茶器はあらかじめお湯を入れ温めておき、茶碗のお湯はそのままさまし、湯ざまししたお湯として使います。 (適量の目安にもなります) 茶葉を計って急須に入れます。煎茶では茶葉の量は3人で大さじ2、湯温は横揺れして湯気が上がる程度の70℃前後。新茶や高級茶はそれよりもさました方が旨味が抽出できます。ふたをして1分から1分30秒程待ちます。(深蒸し茶の場合は30秒から1分程)お茶碗に少量ずつ注ぎまわします。つぎ始めは薄く後になる程濃くなるのでお茶の濃さが均等になるように注ぎまわします。お茶の葉の分量・湯量・湯温・品質によって多少違いが出てきます。旨味成分は60℃位で溶けはじめ渋味成分は80℃位で溶け出す性質があります。

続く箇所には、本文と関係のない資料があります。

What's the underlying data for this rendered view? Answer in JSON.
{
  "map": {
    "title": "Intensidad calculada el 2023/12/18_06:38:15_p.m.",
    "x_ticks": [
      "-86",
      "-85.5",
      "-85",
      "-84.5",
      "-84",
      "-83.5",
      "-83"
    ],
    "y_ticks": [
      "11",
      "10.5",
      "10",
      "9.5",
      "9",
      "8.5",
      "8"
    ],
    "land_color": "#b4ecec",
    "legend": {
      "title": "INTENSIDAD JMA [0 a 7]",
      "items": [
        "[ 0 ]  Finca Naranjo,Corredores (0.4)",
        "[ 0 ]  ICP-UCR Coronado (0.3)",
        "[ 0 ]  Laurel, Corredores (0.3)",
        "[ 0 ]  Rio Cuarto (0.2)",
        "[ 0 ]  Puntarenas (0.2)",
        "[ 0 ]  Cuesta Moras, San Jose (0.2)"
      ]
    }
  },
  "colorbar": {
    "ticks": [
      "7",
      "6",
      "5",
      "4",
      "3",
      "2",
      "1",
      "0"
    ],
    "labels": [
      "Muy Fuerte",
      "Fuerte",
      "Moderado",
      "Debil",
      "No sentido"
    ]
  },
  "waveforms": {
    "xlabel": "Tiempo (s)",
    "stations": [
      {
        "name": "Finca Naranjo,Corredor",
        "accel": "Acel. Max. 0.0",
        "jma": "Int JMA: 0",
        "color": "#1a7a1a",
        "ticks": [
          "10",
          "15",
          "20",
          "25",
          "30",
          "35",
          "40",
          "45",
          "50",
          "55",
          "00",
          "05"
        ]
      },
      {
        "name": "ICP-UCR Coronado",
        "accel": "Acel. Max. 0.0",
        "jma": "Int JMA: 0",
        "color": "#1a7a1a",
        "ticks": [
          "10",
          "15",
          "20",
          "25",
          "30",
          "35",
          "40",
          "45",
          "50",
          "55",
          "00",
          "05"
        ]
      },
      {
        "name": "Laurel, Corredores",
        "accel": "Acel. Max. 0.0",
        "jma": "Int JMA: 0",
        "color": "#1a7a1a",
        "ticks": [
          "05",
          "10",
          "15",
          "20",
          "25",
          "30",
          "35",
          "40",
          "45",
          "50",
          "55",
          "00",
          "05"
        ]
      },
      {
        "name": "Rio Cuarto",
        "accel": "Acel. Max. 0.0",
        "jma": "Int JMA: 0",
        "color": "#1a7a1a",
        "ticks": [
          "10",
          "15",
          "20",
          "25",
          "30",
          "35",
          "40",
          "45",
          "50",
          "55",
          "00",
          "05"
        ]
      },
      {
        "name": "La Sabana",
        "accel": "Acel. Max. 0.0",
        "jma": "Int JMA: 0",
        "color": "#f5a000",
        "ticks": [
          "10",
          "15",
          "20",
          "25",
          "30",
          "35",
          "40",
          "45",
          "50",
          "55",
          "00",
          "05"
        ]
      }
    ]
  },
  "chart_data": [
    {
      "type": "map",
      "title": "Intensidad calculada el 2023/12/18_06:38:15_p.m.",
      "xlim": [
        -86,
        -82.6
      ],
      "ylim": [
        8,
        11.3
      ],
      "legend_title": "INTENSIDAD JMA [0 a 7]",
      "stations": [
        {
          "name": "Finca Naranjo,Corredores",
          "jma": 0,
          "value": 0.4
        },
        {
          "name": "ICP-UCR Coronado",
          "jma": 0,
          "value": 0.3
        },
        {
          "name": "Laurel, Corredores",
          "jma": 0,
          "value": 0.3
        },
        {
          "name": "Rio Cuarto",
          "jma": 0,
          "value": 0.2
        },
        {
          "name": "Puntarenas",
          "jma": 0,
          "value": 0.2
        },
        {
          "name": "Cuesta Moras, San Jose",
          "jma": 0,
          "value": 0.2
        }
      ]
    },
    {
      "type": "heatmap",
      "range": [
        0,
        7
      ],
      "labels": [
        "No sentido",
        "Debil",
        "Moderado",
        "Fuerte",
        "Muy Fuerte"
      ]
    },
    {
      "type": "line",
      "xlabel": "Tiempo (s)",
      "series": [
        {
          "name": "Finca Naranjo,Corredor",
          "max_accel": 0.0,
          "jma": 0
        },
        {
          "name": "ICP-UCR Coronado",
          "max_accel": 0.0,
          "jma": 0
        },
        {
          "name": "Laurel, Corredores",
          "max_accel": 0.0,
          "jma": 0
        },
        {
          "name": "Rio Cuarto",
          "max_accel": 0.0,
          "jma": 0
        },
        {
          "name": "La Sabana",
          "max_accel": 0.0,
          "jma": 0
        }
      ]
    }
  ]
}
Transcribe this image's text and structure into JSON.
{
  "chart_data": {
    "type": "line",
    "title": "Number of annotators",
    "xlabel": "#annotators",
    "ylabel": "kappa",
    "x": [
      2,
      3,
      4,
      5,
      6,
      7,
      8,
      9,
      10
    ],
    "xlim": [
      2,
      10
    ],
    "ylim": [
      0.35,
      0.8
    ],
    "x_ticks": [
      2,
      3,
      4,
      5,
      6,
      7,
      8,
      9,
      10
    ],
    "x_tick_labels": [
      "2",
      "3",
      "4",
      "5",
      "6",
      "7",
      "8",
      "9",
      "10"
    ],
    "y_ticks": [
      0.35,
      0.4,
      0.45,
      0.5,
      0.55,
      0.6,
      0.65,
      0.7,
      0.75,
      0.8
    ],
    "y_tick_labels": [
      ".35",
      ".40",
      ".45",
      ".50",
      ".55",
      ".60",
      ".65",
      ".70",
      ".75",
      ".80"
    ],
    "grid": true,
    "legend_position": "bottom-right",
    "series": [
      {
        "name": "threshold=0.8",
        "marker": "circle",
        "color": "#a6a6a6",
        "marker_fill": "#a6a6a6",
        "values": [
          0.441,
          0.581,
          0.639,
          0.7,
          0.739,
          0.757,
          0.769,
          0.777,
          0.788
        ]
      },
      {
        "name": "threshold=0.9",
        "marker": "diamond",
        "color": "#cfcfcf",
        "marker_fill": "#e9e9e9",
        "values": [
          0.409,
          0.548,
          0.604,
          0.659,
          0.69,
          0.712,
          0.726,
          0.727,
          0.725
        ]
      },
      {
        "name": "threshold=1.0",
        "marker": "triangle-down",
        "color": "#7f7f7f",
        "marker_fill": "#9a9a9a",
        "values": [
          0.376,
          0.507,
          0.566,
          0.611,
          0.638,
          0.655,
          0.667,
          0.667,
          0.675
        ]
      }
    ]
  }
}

家庭で水道水を用いて茶をいれる場合は、塩素ガスやカルキで殺菌されていることに注意します。まず一晩水道水を汲み置きし、その後三分間以上は煮沸させて適温までさまして使用するのが良いでしょう。 また、ミネラルウォーター等を使用する時は、硬度が高い水程お茶の滋味が淡白になり易いため軟水の物を使用してください。
お茶は温度や光線によって変質したり、他の匂いが移り易いたいへんデリケートな食品です。お茶の保管場所には冷暗所である冷蔵庫は好ましい所ですが、急激な温度変化により保存容器の表面に水滴がつくため、冷蔵庫から取出した場合はすぐ容器を開けず、常温に戻してから使いましょう。更に保存上の注意ですが、なるべく空気に触れさせないように一週間程度の量に小分けして、冷蔵庫内では他の食品の匂いが移らぬように茶缶に入れテープで密封して更にビニール袋に入れるのが良いでしょう。